KBNLresearch / ochre

Toolbox for OCR post-correction
Apache License 2.0
122 stars 18 forks source link

Is test and training data format different. #19

Open tejakundaikar opened 3 years ago

tejakundaikar commented 3 years ago

Request to provide a sample test data format

jvdzwaan commented 3 years ago

The data format is specified in the README and should be the same for training and test.
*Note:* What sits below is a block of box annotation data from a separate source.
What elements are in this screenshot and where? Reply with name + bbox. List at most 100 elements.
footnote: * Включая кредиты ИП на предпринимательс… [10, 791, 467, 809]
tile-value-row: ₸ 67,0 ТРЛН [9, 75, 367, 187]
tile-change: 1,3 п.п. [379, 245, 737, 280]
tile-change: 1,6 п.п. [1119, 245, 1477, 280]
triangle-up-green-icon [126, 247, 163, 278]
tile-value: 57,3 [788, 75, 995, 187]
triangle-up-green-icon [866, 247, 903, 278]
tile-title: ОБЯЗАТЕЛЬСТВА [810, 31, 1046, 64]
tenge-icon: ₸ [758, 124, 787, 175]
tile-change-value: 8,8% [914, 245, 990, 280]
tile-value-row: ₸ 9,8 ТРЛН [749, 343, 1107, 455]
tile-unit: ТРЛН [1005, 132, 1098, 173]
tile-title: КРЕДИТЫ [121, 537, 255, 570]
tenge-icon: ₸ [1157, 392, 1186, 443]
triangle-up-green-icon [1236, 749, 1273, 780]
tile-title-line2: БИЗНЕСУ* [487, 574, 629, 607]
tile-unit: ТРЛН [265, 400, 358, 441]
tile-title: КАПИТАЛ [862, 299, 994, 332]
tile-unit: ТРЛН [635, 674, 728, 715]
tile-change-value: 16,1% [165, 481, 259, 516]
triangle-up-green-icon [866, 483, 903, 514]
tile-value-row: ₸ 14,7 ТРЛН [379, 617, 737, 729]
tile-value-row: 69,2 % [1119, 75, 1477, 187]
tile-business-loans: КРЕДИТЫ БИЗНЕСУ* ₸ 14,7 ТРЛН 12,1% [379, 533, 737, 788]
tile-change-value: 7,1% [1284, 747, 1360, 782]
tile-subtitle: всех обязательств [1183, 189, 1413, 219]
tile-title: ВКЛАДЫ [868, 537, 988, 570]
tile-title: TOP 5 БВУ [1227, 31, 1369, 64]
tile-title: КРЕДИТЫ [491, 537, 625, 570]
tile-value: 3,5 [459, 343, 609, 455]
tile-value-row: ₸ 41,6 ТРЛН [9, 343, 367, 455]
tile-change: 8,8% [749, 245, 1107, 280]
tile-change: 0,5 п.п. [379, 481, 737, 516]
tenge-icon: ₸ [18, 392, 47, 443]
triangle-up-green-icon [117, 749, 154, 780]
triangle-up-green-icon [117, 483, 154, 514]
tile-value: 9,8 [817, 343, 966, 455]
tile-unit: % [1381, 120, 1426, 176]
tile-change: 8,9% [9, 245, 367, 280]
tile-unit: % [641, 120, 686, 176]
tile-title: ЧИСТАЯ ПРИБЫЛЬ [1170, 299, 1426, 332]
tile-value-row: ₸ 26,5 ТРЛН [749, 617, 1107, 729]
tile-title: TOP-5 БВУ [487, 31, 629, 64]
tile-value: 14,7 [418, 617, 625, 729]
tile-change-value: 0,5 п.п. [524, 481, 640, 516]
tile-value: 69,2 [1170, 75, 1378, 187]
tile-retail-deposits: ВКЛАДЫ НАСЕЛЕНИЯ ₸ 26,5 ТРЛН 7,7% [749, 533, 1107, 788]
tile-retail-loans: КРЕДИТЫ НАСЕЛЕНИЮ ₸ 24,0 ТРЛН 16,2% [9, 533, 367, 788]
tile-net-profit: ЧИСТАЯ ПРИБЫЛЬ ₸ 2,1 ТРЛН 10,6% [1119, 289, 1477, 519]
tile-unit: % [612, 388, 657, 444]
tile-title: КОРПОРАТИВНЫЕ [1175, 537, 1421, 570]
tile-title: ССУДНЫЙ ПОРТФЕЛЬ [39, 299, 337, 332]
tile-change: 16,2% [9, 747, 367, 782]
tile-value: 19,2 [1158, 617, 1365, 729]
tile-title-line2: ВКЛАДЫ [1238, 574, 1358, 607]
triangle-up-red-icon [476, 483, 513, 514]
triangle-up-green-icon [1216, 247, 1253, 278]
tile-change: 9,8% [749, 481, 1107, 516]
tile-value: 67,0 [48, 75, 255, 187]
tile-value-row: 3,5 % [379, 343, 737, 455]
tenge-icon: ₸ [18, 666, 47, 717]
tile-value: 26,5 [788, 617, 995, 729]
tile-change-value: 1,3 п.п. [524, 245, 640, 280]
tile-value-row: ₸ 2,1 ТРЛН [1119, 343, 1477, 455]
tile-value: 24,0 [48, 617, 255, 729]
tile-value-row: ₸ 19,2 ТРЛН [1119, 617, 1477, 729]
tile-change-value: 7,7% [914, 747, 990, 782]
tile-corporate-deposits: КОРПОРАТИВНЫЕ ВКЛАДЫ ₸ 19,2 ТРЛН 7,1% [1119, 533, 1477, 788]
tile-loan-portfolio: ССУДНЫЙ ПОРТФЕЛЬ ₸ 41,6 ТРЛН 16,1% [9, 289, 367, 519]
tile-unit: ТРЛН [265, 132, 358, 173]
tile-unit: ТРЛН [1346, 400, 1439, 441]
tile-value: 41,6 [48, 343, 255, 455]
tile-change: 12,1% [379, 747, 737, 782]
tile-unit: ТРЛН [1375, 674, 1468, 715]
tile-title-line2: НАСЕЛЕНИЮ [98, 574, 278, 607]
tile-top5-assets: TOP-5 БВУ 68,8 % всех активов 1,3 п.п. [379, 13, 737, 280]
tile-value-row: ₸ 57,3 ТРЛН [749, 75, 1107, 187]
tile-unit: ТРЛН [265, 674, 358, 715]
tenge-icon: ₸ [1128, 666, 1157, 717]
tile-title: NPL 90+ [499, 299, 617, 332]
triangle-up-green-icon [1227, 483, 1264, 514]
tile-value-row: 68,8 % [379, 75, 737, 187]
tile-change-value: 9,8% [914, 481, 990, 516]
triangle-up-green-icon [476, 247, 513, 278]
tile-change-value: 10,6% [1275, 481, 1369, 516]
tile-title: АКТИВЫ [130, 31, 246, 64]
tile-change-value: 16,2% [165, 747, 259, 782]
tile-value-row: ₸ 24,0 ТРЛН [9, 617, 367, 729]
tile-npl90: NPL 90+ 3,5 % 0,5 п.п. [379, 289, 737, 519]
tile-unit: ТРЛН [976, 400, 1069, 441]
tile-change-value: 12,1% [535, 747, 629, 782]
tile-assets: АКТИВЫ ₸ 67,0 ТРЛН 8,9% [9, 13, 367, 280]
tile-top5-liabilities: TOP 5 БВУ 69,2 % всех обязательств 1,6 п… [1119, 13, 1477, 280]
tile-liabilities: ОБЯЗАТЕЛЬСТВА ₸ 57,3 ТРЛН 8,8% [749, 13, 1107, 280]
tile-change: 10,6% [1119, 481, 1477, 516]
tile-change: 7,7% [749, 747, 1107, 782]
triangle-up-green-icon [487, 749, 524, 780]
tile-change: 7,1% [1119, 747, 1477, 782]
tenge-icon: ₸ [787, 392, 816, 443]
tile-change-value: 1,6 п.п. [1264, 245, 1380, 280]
tejakundaikar commented 3 years ago

Thank you for you reply

I have given the test data using following python3 -m ochre.lstm_synced_correct_ocr model/0.1861-40.hdf5 gs.json ocr.json Here ocr.json file contains data in format { "ocr":["\u2018", "\u0930", "\u0947", "\u0921", "\u093f", "\u092f", "\u094b"]}

Further I tried to give test data using txt files. python3 -m ochre.lstm_synced_correct_ocr model/0.1861-40.hdf5 gs.txt ocr.txt

In both ways I am getting the below error
ValueError: Input 0 is incompatible with layer sequential: expected shape=(None, None, 171), found shape=[None, 25, 3825]

Can you please help me to give test data to the model.

jvdzwaan commented 3 years ago

My guess is that the error is due to updates in the dependencies and not necessarily to problems with the data. This can be expected from software that isn't actively being developed.